The $13.98 million sale of the council-owned precinct to Christchurch developer Sam Rofe was due to settle on Friday last week.
It was stopped at 8.20pm on Thursday after the High Court granted an interim injunction which prevented the sale from being completed, Tauranga Mayor Mahé Drysdale said in a statement.
The council was also served with judicial review proceedings that raised concerns about the council’s processes relating to the transaction.
Drysdale said the council was seeking further legal advice and information ahead of making an informed decision.
The council was not in a position to make any further comments about the sale and it could not confirm a timeframe for any decisions, he said.
The injunction was filed by Sean Kelly, the managing director of marine service company Pacific7, which is based at the precinct.
Kelly said the injunction was on behalf of the affected businesses to safeguard the community’s interests and local marine businesses.
“We now have clarity about what’s at stake, and it’s our responsibility to protect the interests of our community and industry,” he said in a statement at the time.
Kelly’s lawyer, Matthew King, said the council knew before entering into the sale agreement that many of the marine precinct users would be displaced.
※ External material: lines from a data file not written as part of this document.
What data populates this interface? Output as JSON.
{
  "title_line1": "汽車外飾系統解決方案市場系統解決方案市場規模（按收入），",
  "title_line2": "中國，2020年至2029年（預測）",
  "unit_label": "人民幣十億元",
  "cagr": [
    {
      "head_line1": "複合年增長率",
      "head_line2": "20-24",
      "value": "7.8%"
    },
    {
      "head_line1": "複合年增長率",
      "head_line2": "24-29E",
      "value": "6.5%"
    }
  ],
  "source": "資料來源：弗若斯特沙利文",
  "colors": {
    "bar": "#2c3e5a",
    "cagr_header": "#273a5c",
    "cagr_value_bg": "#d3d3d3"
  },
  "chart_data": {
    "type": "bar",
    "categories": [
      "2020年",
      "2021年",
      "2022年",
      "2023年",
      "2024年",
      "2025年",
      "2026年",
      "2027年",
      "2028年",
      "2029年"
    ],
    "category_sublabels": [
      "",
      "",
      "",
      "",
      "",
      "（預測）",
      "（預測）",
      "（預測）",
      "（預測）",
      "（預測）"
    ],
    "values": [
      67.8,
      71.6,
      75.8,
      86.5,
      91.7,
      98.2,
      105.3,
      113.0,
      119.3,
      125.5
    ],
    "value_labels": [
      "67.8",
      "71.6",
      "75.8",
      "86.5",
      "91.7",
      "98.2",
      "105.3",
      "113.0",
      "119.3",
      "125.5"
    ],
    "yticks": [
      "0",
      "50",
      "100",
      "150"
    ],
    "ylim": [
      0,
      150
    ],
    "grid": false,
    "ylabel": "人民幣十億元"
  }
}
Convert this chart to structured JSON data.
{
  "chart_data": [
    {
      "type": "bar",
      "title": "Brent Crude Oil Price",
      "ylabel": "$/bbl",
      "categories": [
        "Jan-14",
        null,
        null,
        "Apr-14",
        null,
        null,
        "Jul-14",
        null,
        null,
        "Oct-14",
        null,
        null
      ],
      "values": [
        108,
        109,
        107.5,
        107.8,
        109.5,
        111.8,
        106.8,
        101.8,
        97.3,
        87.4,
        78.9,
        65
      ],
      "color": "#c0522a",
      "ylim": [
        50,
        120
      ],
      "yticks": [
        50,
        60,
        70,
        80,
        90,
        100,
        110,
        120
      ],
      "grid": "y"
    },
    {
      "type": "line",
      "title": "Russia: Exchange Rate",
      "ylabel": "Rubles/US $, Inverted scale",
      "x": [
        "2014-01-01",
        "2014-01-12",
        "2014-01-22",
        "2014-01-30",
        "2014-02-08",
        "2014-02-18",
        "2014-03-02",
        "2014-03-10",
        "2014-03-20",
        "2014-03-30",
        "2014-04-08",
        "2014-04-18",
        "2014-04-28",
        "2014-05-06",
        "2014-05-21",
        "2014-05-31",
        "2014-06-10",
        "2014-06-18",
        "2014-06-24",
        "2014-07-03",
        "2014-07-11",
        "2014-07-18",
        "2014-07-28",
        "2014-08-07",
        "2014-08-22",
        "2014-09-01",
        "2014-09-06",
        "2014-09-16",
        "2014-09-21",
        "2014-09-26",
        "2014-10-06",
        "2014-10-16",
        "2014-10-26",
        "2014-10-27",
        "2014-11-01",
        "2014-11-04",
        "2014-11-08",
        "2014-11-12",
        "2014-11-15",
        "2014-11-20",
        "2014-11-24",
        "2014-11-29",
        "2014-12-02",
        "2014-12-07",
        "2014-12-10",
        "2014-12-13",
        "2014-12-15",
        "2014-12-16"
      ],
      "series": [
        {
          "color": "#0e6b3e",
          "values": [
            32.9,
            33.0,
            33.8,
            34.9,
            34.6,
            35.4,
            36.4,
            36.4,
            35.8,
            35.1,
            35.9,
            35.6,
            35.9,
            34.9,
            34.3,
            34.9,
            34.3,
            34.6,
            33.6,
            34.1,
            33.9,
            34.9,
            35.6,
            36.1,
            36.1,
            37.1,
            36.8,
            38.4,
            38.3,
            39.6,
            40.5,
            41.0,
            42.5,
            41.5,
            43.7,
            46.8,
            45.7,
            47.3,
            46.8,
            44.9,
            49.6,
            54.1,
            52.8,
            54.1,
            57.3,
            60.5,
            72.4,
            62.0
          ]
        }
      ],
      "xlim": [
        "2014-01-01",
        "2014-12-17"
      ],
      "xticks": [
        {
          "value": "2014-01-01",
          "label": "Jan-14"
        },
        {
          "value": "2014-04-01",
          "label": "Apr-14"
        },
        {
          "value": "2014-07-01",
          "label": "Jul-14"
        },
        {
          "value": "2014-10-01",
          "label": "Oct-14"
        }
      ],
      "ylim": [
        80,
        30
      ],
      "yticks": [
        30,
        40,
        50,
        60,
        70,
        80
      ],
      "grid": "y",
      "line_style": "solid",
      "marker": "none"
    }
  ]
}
King said the council should have consulted with affected users before deciding to go ahead with the sale.
“The decision to sell places considerable risk to the future of our local fishing and marine service industries.”
Tauranga MP Sam Uffindell and Act MP Cameron Luxton have also called for the Auditor-General to investigate the sale.
Uffindell said, in his view, selling the precinct “well below market value” was a “really bad outcome for Tauranga” and would impact the fishing industry “significantly”.
Pāpāmoa-based MP Luxton shared Uffindell’s concerns regarding a “lack” of public consultation and the sale price.
“Ratepayers deserve clarity around this decision to ensure their interests have been put first,” he said in a statement.
The Office of the Auditor-General confirmed it received correspondence asking it to look at investigating the issue.
Drysdale said he had written to the Office of the Auditor-General to express full support for any review or investigation it might deem necessary.
In May, the council announced the sale of the precinct to Rofe, to be developed into a superyacht refit destination.
The sale conditions meant most of the working-boat operators would need to shift from their precinct berths.
As part of the sale, the council also agreed to pay up to $29.2m to develop an alongside wharf and replace the existing Bridge Wharf, and the council would receive part of the berthage fees.
Reports presented to the council said developing the precinct under private management would benefit the city’s economy.